In doing so, it is important for Americans (both Muslim and non-Muslim) to stop talking about sharia in a way that supports the rhetoric of those who manipulate the concept of sharia for political gain. Both within and outside of the United States, it is common to see the term “sharia” used interchangeably for not just the Islamic ideal of Divine Law, but also to refer to the fallible rules of fiqh (human articulation of Divine Law). Confusing sharia with fiqh is dangerous and misleading because it blurs the line between the divine and human voice, hiding the self-consciously human process that created the fiqh rules and the pluralistic schools of fiqh doctrine.

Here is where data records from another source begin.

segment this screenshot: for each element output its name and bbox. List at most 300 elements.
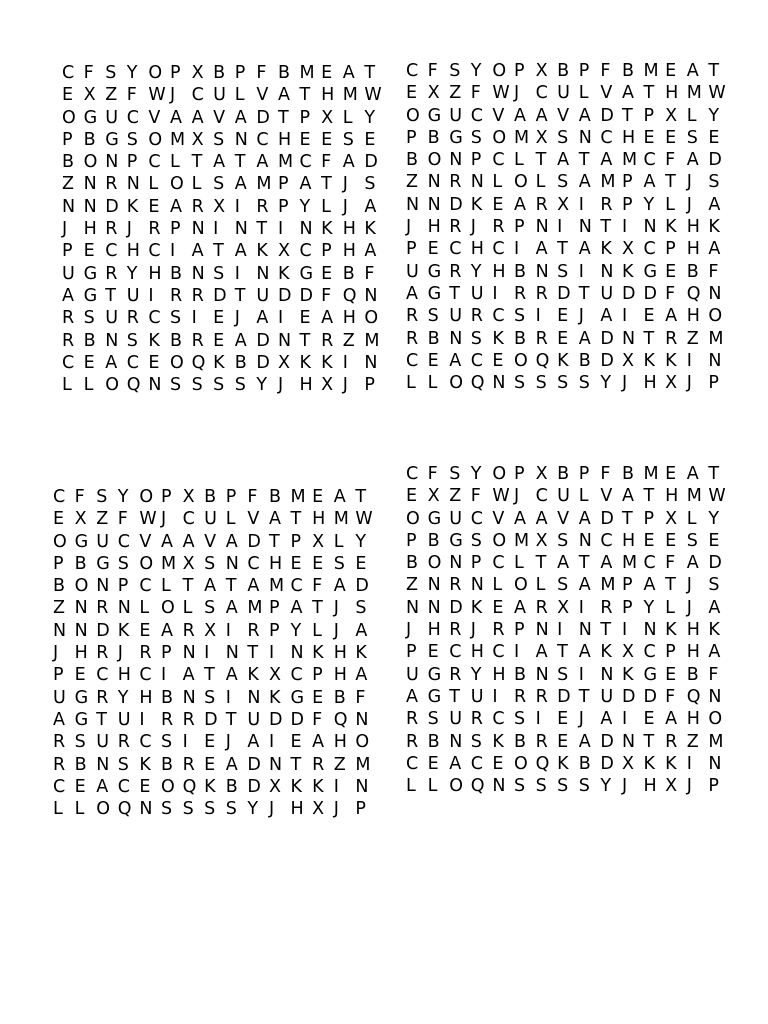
grid-letter: K (268, 687, 281, 708)
grid-letter: G (83, 107, 98, 128)
grid-letter: X (182, 553, 195, 574)
grid-letter: N (708, 686, 722, 707)
grid-letter: X (83, 85, 96, 106)
grid-letter: S (557, 530, 569, 551)
grid-letter: H (148, 263, 162, 284)
grid-letter: O (449, 373, 463, 394)
grid-letter: S (427, 306, 439, 327)
grid-letter: S (126, 330, 138, 351)
grid-letter: A (557, 150, 570, 171)
grid-letter: I (234, 196, 240, 217)
grid-letter: R (53, 754, 66, 775)
grid-letter: S (74, 732, 86, 753)
grid-letter: O (427, 150, 442, 171)
grid-letter: V (600, 486, 613, 507)
grid-letter: F (355, 687, 366, 708)
grid-letter: O (513, 575, 528, 596)
grid-letter: R (513, 283, 527, 304)
grid-letter: N (74, 620, 88, 641)
grid-letter: A (535, 239, 548, 260)
grid-letter: S (686, 127, 698, 148)
grid-letter: M (600, 575, 616, 596)
grid-letter: F (117, 509, 128, 530)
grid-letter: I (225, 620, 231, 641)
grid-letter: D (96, 620, 110, 641)
grid-letter: B (427, 731, 440, 752)
grid-letter: I (578, 194, 584, 215)
grid-letter: B (268, 487, 281, 507)
grid-letter: B (513, 261, 526, 282)
grid-letter: C (139, 576, 152, 597)
grid-letter: W (708, 83, 726, 104)
grid-letter: S (213, 129, 225, 150)
grid-letter: D (256, 352, 270, 373)
grid-letter: L (492, 575, 503, 596)
grid-letter: R (406, 731, 419, 752)
grid-letter: D (299, 285, 314, 306)
grid-letter: L (234, 85, 245, 106)
grid-letter: R (535, 597, 548, 618)
grid-row (406, 60, 730, 82)
grid-letter: P (643, 508, 655, 529)
grid-letter: N (182, 687, 196, 708)
grid-row (53, 597, 377, 619)
grid-letter: E (213, 308, 225, 329)
grid-letter: K (247, 665, 259, 686)
grid-letter: O (62, 107, 76, 128)
grid-letter: L (513, 553, 524, 574)
grid-letter: C (470, 105, 484, 126)
grid-letter: N (225, 553, 239, 574)
grid-letter: R (105, 174, 118, 195)
grid-letter: N (470, 172, 484, 193)
grid-letter: Z (105, 85, 118, 106)
grid-letter: R (449, 575, 462, 596)
grid-row (406, 171, 730, 193)
grid-letter: F (74, 487, 85, 507)
grid-letter: S (169, 308, 182, 329)
grid-letter: S (160, 799, 173, 820)
grid-letter: A (621, 486, 634, 507)
grid-letter: P (225, 487, 237, 507)
grid-letter: A (312, 732, 325, 753)
grid-letter: A (234, 330, 247, 351)
grid-letter: E (321, 263, 333, 284)
grid-letter: Y (643, 194, 655, 215)
word-search-grid-bottom-right (406, 463, 730, 797)
grid-letter: S (578, 373, 590, 394)
grid-letter: M (342, 85, 358, 106)
grid-letter: E (290, 553, 302, 574)
grid-letter: A (686, 61, 699, 81)
grid-letter: E (492, 597, 504, 618)
grid-letter: P (708, 373, 719, 394)
grid-letter: N (299, 219, 313, 240)
grid-letter: I (578, 261, 584, 282)
grid-letter: K (557, 753, 569, 774)
grid-letter: B (83, 129, 96, 150)
grid-letter: A (355, 665, 368, 686)
grid-letter: J (578, 709, 584, 730)
grid-letter: J (342, 375, 348, 396)
grid-letter: T (277, 107, 289, 128)
grid-letter: U (247, 709, 261, 730)
grid-letter: J (342, 196, 348, 217)
grid-letter: Y (470, 61, 482, 81)
grid-letter: N (225, 643, 239, 664)
grid-letter: P (321, 241, 332, 262)
grid-letter: B (686, 664, 699, 685)
grid-letter: S (96, 487, 108, 507)
grid-letter: C (290, 665, 303, 686)
grid-letter: E (299, 308, 311, 329)
grid-letter: K (492, 328, 504, 349)
grid-letter: N (83, 174, 97, 195)
grid-letter: Q (686, 686, 701, 707)
grid-letter: K (492, 731, 504, 752)
grid-letter: M (600, 172, 616, 193)
grid-letter: B (234, 352, 247, 373)
grid-letter: O (513, 350, 528, 371)
grid-row (406, 530, 730, 552)
grid-letter: B (333, 687, 346, 708)
grid-letter: J (513, 83, 520, 104)
grid-letter: A (355, 620, 368, 641)
grid-letter: I (191, 308, 197, 329)
grid-letter: H (342, 308, 356, 329)
grid-letter: B (406, 150, 419, 171)
grid-letter: V (557, 105, 570, 126)
grid-letter: A (333, 576, 346, 597)
grid-letter: K (126, 196, 139, 217)
grid-letter: G (427, 283, 442, 304)
grid-letter: H (621, 530, 636, 551)
grid-row (53, 664, 377, 686)
grid-letter: P (621, 172, 633, 193)
grid-letter: T (643, 328, 655, 349)
grid-letter: R (182, 709, 195, 730)
grid-letter: A (643, 172, 656, 193)
grid-letter: R (406, 709, 419, 730)
grid-letter: Y (470, 261, 482, 282)
grid-letter: C (290, 576, 303, 597)
grid-letter: J (470, 620, 476, 641)
grid-letter: W (492, 83, 510, 104)
grid-letter: H (643, 776, 657, 797)
grid-letter: E (665, 61, 677, 81)
grid-letter: C (492, 239, 505, 260)
grid-letter: J (686, 194, 692, 215)
grid-letter: P (268, 598, 280, 619)
grid-letter: E (557, 306, 569, 327)
grid-letter: H (665, 83, 679, 104)
grid-letter: C (62, 63, 75, 83)
grid-row (406, 149, 730, 171)
grid-letter: A (578, 239, 591, 260)
grid-row (53, 620, 377, 642)
grid-letter: S (204, 687, 216, 708)
grid-letter: C (299, 241, 312, 262)
grid-letter: R (53, 732, 66, 753)
grid-letter: Q (117, 799, 132, 820)
grid-letter: A (513, 194, 526, 215)
grid-letter: P (277, 174, 289, 195)
grid-letter: B (513, 731, 526, 752)
grid-letter: M (686, 486, 702, 507)
grid-letter: B (169, 263, 182, 284)
grid-letter: E (312, 487, 324, 507)
grid-letter: S (557, 172, 569, 193)
grid-letter: A (578, 575, 591, 596)
grid-letter: M (169, 129, 186, 150)
grid-letter: A (160, 531, 173, 552)
grid-letter: S (708, 575, 720, 596)
grid-letter: D (621, 686, 636, 707)
grid-letter: M (686, 83, 702, 104)
grid-letter: F (665, 553, 676, 574)
grid-letter: H (299, 375, 313, 396)
grid-letter: N (492, 776, 506, 797)
grid-letter: P (364, 375, 375, 396)
grid-letter: H (74, 643, 88, 664)
grid-letter: F (600, 61, 611, 81)
grid-letter: V (492, 508, 505, 529)
grid-letter: W (708, 486, 726, 507)
grid-letter: F (665, 686, 676, 707)
grid-letter: R (600, 194, 613, 215)
grid-letter: E (406, 83, 418, 104)
grid-letter: S (557, 776, 569, 797)
grid-letter: N (578, 217, 592, 238)
grid-letter: N (406, 194, 420, 215)
grid-letter: O (492, 127, 507, 148)
grid-letter: B (213, 63, 226, 83)
grid-letter: Q (182, 776, 197, 797)
grid-letter: L (321, 196, 331, 217)
grid-letter: Y (470, 464, 482, 484)
grid-letter: X (665, 508, 678, 529)
grid-letter: L (578, 83, 589, 104)
grid-row (406, 105, 730, 127)
grid-letter: M (708, 731, 724, 752)
grid-letter: A (449, 753, 462, 774)
grid-letter: O (513, 753, 528, 774)
grid-letter: S (182, 799, 194, 820)
grid-letter: G (105, 129, 119, 150)
grid-letter: H (427, 217, 441, 238)
grid-letter: D (268, 709, 283, 730)
grid-letter: A (708, 194, 721, 215)
grid-letter: C (449, 239, 462, 260)
grid-letter: R (96, 687, 109, 708)
grid-letter: A (578, 642, 591, 663)
grid-letter: J (406, 620, 412, 641)
grid-letter: A (686, 150, 699, 171)
grid-letter: H (470, 642, 484, 663)
grid-letter: L (182, 598, 193, 619)
grid-letter: P (665, 642, 676, 663)
grid-letter: V (148, 107, 161, 128)
grid-letter: L (535, 575, 546, 596)
grid-letter: E (492, 350, 504, 371)
grid-letter: M (247, 598, 263, 619)
grid-letter: N (600, 261, 614, 282)
grid-letter: P (470, 150, 482, 171)
grid-letter: Z (333, 754, 346, 775)
grid-letter: B (62, 152, 75, 173)
grid-letter: J (621, 776, 628, 797)
grid-row (62, 173, 386, 195)
grid-letter: I (148, 285, 154, 306)
grid-letter: M (256, 174, 272, 195)
grid-letter: X (621, 350, 634, 371)
grid-letter: V (600, 83, 613, 104)
grid-letter: A (578, 328, 591, 349)
grid-row (406, 328, 730, 350)
grid-letter: F (364, 263, 375, 284)
grid-letter: X (535, 464, 548, 484)
grid-letter: X (535, 127, 548, 148)
grid-letter: X (535, 61, 548, 81)
grid-letter: H (333, 643, 347, 664)
grid-letter: X (557, 194, 570, 215)
grid-letter: B (686, 261, 699, 282)
grid-letter: N (708, 350, 722, 371)
grid-letter: P (406, 530, 417, 551)
grid-letter: E (427, 239, 439, 260)
grid-row (406, 775, 730, 797)
grid-letter: R (665, 328, 678, 349)
grid-letter: B (513, 328, 526, 349)
grid-letter: E (62, 85, 74, 106)
grid-letter: A (686, 553, 699, 574)
grid-letter: O (492, 61, 507, 81)
grid-letter: U (105, 107, 118, 128)
grid-letter: T (578, 150, 590, 171)
grid-letter: C (247, 553, 260, 574)
grid-letter: T (312, 598, 323, 619)
grid-letter: T (600, 620, 612, 641)
grid-letter: E (204, 754, 216, 775)
grid-letter: O (355, 732, 370, 753)
grid-letter: X (427, 83, 440, 104)
grid-letter: A (406, 686, 418, 707)
grid-letter: A (364, 196, 377, 217)
grid-letter: N (96, 754, 110, 775)
grid-letter: D (600, 105, 614, 126)
grid-letter: T (449, 686, 460, 707)
grid-letter: A (600, 709, 613, 730)
grid-row (406, 552, 730, 574)
grid-letter: X (665, 373, 678, 394)
grid-letter: N (148, 375, 162, 396)
grid-letter: C (96, 665, 109, 686)
grid-letter: S (513, 709, 526, 730)
grid-letter: S (557, 575, 569, 596)
grid-letter: I (686, 753, 692, 774)
grid-letter: A (191, 107, 204, 128)
grid-letter: B (169, 330, 182, 351)
grid-letter: E (290, 732, 302, 753)
grid-letter: U (406, 261, 419, 282)
grid-row (62, 352, 386, 374)
grid-letter: R (256, 196, 269, 217)
grid-letter: S (686, 530, 698, 551)
grid-letter: Q (126, 375, 141, 396)
grid-letter: G (427, 664, 442, 685)
grid-letter: N (256, 263, 270, 284)
grid-letter: A (96, 776, 109, 797)
grid-letter: U (600, 686, 614, 707)
grid-letter: R (535, 328, 548, 349)
grid-letter: M (160, 553, 177, 574)
grid-letter: E (74, 776, 86, 797)
grid-letter: D (449, 194, 463, 215)
grid-letter: A (247, 576, 260, 597)
grid-row (62, 374, 386, 396)
grid-letter: J (117, 643, 123, 664)
grid-letter: H (686, 620, 700, 641)
grid-letter: C (62, 352, 75, 373)
grid-letter: J (169, 85, 176, 106)
grid-letter: C (643, 553, 656, 574)
grid-letter: C (53, 776, 66, 797)
grid-letter: O (169, 352, 184, 373)
grid-letter: H (333, 732, 347, 753)
grid-letter: B (621, 61, 634, 81)
grid-letter: L (427, 373, 438, 394)
grid-letter: B (83, 330, 96, 351)
grid-letter: L (513, 150, 524, 171)
grid-letter: W (355, 509, 373, 530)
grid-letter: K (312, 643, 324, 664)
grid-letter: I (139, 709, 145, 730)
grid-letter: B (621, 464, 634, 484)
grid-letter: Z (686, 328, 699, 349)
grid-letter: I (621, 217, 628, 238)
grid-letter: A (578, 731, 591, 752)
grid-letter: B (557, 464, 570, 484)
grid-letter: A (364, 241, 377, 262)
grid-letter: B (427, 127, 440, 148)
grid-letter: C (492, 709, 505, 730)
grid-row (62, 218, 386, 240)
grid-letter: P (513, 464, 525, 484)
grid-letter: T (665, 172, 676, 193)
grid-letter: I (578, 664, 584, 685)
grid-letter: I (182, 732, 188, 753)
grid-letter: D (256, 330, 270, 351)
grid-letter: K (204, 776, 216, 797)
grid-letter: H (342, 219, 356, 240)
grid-letter: L (53, 799, 63, 820)
grid-letter: N (449, 553, 463, 574)
grid-row (53, 776, 377, 798)
grid-letter: Q (191, 352, 206, 373)
grid-letter: T (213, 241, 224, 262)
grid-letter: A (513, 105, 526, 126)
grid-letter: E (148, 352, 160, 373)
grid-letter: S (513, 306, 526, 327)
grid-letter: N (268, 754, 283, 775)
grid-letter: K (557, 350, 569, 371)
grid-letter: T (247, 643, 259, 664)
grid-letter: F (256, 63, 267, 83)
grid-letter: F (321, 285, 332, 306)
grid-letter: P (621, 597, 633, 618)
grid-row (406, 686, 730, 708)
grid-row (53, 687, 377, 709)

Conflating fiqh (human articulation of Divine Law) with sharia (Divine Law) causes people to assume that each fallible fiqh rule represents uncontestable DIvine L aw for Muslims, and that Muslims believe that these fiqh rules must be legislated as the law of the land. In Muslim circles, this sets the stage for political actors to push through their preferred fiqh rule with little or no opposition because the Muslim public assumes that the rule is divinely-directed, rather than being just one of many equally legitimate fiqh choices. This is often the technique used to support “sharia legislation” in Muslim majority countries today. It is also similar to a strategy used by anti-sharia activists in the United States whereby a few objectionable fiqh rules are selected to argue that sharia itself is offensive. In both cases, linguistic sleight of hand is being used to manipulate an unknowing public.
As this report explains, one (or even more than one) fiqh rule (human articulation of Divine Law) does not define sharia (Divine Law). It suggests the following three guidelines to avoid the most common pitfalls and misunderstandings that occur in public discourses about sharia.

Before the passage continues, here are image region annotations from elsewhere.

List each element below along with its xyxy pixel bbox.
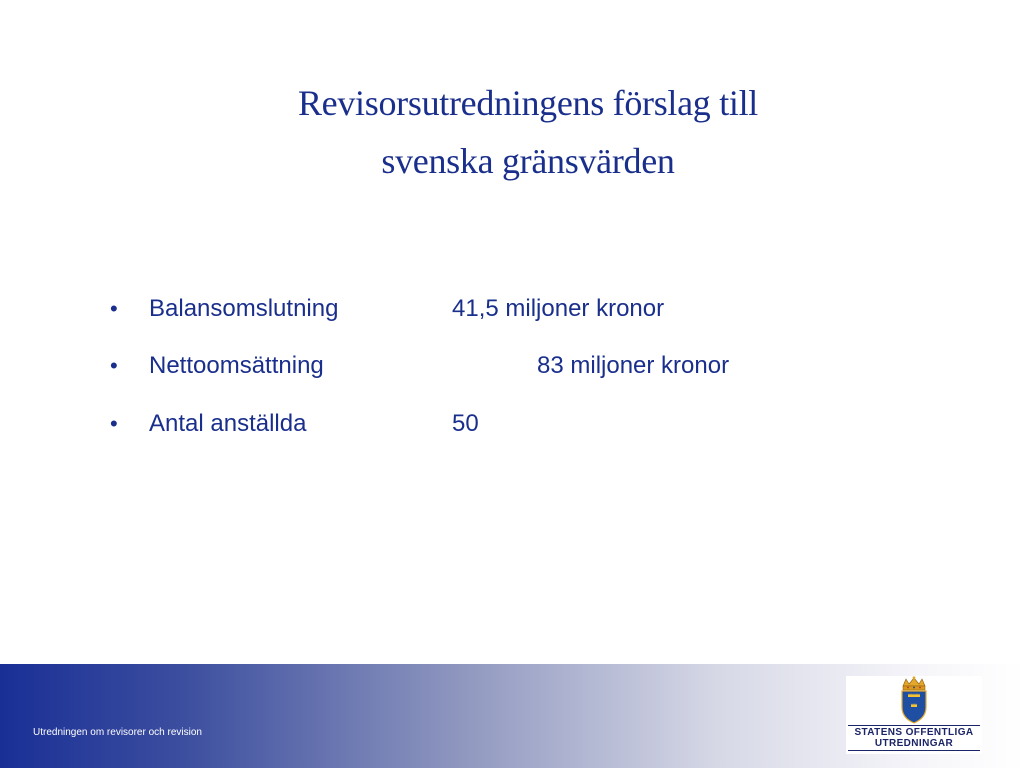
crown-shield-icon: [846, 676, 982, 726]
bullet-value: 83 miljoner kronor: [537, 352, 730, 379]
slide-title-line-1: Revisorsutredningens förslag till: [297, 83, 759, 123]
crown-icon: [903, 676, 925, 690]
bullet-item: [0, 293, 1024, 325]
bullet-label: Nettoomsättning: [149, 352, 324, 379]
slide-title-line-2: svenska gränsvärden: [381, 141, 675, 181]
bullet-value: 50: [452, 410, 479, 437]
logo-text-line-1: STATENS OFFENTLIGA: [854, 727, 974, 738]
bullet-glyph: •: [110, 411, 118, 436]
shield-icon: [902, 691, 926, 723]
bullet-item: [0, 350, 1024, 382]
bullet-item: [0, 408, 1024, 440]
bullet-value: 41,5 miljoner kronor: [452, 295, 665, 322]
sou-logo: [846, 676, 982, 754]
bullet-label: Balansomslutning: [149, 295, 339, 322]
logo-rule-top: [848, 725, 980, 726]
bullet-glyph: •: [110, 296, 118, 321]
footer-text: Utredningen om revisorer och revision: [33, 727, 202, 738]
bullet-label: Antal anställda: [149, 410, 307, 437]
logo-rule-bottom: [848, 750, 980, 751]
logo-text-line-2: UTREDNINGAR: [874, 738, 954, 749]
bullet-glyph: •: [110, 353, 118, 378]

- Use the word “sharia” only to refer to the concept of perfect, divine Law of God in Islam; use the word “fiqh” when referring to the humanly-created doctrinal rules created by Muslim religious legal scholars as the result of their efforts to understand and articulate1 sharia;
- Remember that fiqh (human articulation of Divine Law) is pluralistic, made up of multiple variations of equally-legitimate schools of law and their respective doctrines, all of which are available to individual Muslims to choose from as they seek to live by sharia (Divine Law);
- Do not refer to the laws in Muslim-majority countries (even those claiming to be “Islamic states”) as “sharia.” They are merely a legislated selection of humanly-created fiqh rules; they cannot be said to be conclusively dictated by sharia itself.